|
Re: Saturday, October 4, 2003
Forgive me, but... so what about the radio business? I'm not talking here about changing the radio business as it stands, or what threatens its remains. I'm talking about building a new ad hoc radio system using existing, available, unlicensed, low-cost materials and transmission methods. Or just having a good time with what's possible.
The guy I was talking to last night wasn't looking to get his school in the radio business either. He was comparing the project costs of setting up an old fashioned school radio station operating on the licensed FM band with doing something much cheaper on the Net.

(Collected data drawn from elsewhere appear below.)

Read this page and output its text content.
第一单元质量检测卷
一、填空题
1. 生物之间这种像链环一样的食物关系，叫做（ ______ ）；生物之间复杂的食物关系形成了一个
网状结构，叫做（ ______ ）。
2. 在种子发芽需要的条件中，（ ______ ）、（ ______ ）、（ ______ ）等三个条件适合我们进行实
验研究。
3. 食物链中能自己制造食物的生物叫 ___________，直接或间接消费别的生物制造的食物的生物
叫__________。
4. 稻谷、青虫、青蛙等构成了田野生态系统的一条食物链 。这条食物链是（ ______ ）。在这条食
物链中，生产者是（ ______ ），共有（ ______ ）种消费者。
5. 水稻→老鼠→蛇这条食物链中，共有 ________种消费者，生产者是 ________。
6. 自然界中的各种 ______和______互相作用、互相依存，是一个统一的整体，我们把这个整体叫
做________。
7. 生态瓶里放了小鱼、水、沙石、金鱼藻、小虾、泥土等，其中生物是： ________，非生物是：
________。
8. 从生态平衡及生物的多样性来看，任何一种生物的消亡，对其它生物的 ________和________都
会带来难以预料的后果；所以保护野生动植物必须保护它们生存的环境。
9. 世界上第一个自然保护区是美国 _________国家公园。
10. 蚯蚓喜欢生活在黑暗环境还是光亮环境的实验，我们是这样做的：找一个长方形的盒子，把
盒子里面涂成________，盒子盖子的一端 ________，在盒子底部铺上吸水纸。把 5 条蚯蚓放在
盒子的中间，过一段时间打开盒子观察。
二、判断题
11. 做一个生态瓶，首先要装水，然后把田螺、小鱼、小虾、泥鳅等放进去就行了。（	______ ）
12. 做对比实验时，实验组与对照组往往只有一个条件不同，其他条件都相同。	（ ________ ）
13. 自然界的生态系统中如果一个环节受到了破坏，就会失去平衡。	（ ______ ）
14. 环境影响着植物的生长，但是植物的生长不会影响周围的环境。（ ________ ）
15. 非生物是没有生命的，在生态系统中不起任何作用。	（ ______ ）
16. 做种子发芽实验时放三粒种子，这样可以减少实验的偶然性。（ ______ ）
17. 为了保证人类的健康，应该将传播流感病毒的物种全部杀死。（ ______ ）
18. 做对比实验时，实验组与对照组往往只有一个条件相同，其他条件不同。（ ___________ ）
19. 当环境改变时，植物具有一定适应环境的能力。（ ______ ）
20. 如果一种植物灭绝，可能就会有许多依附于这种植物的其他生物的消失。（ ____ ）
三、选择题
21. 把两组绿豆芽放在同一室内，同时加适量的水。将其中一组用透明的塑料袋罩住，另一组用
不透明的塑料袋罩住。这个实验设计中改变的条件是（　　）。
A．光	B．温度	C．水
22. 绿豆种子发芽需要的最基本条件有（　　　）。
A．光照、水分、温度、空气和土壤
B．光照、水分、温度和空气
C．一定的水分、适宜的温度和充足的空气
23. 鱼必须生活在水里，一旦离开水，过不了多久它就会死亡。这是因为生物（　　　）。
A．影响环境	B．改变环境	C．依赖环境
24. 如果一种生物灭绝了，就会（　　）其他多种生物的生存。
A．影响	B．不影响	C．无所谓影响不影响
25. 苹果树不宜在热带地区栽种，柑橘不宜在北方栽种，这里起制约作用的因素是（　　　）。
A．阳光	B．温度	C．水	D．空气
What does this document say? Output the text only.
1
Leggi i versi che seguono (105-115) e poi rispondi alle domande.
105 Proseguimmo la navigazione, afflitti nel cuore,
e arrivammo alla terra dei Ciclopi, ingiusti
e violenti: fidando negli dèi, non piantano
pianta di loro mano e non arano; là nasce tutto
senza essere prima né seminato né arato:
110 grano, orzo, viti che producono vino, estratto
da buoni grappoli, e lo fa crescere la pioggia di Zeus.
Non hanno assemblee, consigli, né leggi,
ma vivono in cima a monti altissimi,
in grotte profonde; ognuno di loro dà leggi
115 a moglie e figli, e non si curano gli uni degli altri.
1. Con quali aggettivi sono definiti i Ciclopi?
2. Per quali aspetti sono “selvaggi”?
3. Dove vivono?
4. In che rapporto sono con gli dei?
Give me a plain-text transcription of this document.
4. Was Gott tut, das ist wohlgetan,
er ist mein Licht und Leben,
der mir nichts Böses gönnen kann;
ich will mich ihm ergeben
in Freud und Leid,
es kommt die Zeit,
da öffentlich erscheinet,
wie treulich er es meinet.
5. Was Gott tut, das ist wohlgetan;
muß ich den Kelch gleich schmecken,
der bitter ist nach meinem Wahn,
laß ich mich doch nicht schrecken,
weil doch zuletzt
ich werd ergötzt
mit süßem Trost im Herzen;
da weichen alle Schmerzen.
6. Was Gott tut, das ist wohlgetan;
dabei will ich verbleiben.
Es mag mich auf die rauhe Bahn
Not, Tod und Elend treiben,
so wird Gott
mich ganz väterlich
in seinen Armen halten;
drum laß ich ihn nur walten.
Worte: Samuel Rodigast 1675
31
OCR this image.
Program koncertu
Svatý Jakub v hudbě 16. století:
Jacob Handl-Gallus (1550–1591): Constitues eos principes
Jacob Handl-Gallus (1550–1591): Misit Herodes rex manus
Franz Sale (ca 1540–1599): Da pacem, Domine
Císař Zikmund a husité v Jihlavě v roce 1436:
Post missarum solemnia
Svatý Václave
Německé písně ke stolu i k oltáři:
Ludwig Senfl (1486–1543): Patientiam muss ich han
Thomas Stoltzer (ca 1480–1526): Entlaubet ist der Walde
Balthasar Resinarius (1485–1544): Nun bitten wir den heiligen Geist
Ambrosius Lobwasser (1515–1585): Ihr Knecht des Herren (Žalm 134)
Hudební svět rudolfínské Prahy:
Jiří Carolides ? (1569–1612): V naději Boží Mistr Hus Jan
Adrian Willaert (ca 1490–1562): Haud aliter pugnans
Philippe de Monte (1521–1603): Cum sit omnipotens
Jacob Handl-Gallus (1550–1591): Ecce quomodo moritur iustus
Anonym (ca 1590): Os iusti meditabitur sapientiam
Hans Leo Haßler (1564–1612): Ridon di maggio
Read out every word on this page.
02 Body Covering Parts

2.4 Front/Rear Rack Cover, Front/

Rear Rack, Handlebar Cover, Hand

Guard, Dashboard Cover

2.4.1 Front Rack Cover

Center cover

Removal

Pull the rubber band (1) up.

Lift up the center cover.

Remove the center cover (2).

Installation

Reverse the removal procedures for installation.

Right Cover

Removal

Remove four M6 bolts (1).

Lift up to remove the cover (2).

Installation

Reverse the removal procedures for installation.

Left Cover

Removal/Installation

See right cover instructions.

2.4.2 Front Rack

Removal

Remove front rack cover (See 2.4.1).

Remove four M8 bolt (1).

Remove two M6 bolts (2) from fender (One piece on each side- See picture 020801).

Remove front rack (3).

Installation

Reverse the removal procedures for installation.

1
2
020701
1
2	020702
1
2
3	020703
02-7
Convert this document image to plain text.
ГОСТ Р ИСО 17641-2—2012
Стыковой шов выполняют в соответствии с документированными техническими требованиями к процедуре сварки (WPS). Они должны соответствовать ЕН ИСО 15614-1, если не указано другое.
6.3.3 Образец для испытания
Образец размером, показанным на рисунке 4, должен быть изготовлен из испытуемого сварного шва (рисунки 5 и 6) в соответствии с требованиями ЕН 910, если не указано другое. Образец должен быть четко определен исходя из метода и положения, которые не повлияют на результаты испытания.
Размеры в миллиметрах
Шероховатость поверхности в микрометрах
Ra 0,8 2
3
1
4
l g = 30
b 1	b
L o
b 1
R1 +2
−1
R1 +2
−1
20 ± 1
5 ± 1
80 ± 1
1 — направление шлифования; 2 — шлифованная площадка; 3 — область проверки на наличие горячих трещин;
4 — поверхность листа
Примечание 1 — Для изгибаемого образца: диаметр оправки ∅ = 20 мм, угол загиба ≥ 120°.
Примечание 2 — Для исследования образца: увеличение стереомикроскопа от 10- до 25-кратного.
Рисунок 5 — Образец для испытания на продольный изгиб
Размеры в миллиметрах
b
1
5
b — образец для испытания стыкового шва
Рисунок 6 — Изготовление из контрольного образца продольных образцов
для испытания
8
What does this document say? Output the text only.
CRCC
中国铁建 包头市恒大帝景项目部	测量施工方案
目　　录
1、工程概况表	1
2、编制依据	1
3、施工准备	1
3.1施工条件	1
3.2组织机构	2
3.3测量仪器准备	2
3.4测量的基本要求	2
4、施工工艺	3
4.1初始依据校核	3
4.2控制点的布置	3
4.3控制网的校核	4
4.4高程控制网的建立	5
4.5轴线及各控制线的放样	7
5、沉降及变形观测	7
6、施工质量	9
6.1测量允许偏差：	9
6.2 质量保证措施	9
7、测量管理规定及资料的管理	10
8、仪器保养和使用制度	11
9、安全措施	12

Actually, when he brought the subject up we quickly visited the problem for stations like his school is contemplating: licensed Low Power FM has been gradually squashed by large forces, including NPR, over the last 30 years. Meaning that, unless his school is out in Northwest Nowhere, there isn't an available channel.
Many years ago, you could start a 10-watt school or community station. Many of those have grown to become big-time noncommercial stations since then. Alas, thanks to successful lobbying by NPR and others, now you can't. New LPFM regs adopted in 2000 were scaled waaay back. And there has always been this silly notion, still embodied in communications law, that noncommercial broadcasting has an "educational" charter. Back in the days when low power licenses were still available, applicants needed to bullshit about their "educational" intentions. Not that it mattered. Witness all the evangelical christian stations that fill the FM dial south of 92MHz. I'm not knocking them, but I am saying that "education" is just as far from their agenda as anything happening among nonreligious stations on the same corner of the dial.
Anyway, I'm far more excited about what's possible on the open range of the Net than on the closed cages of licensed (even satellite) radio.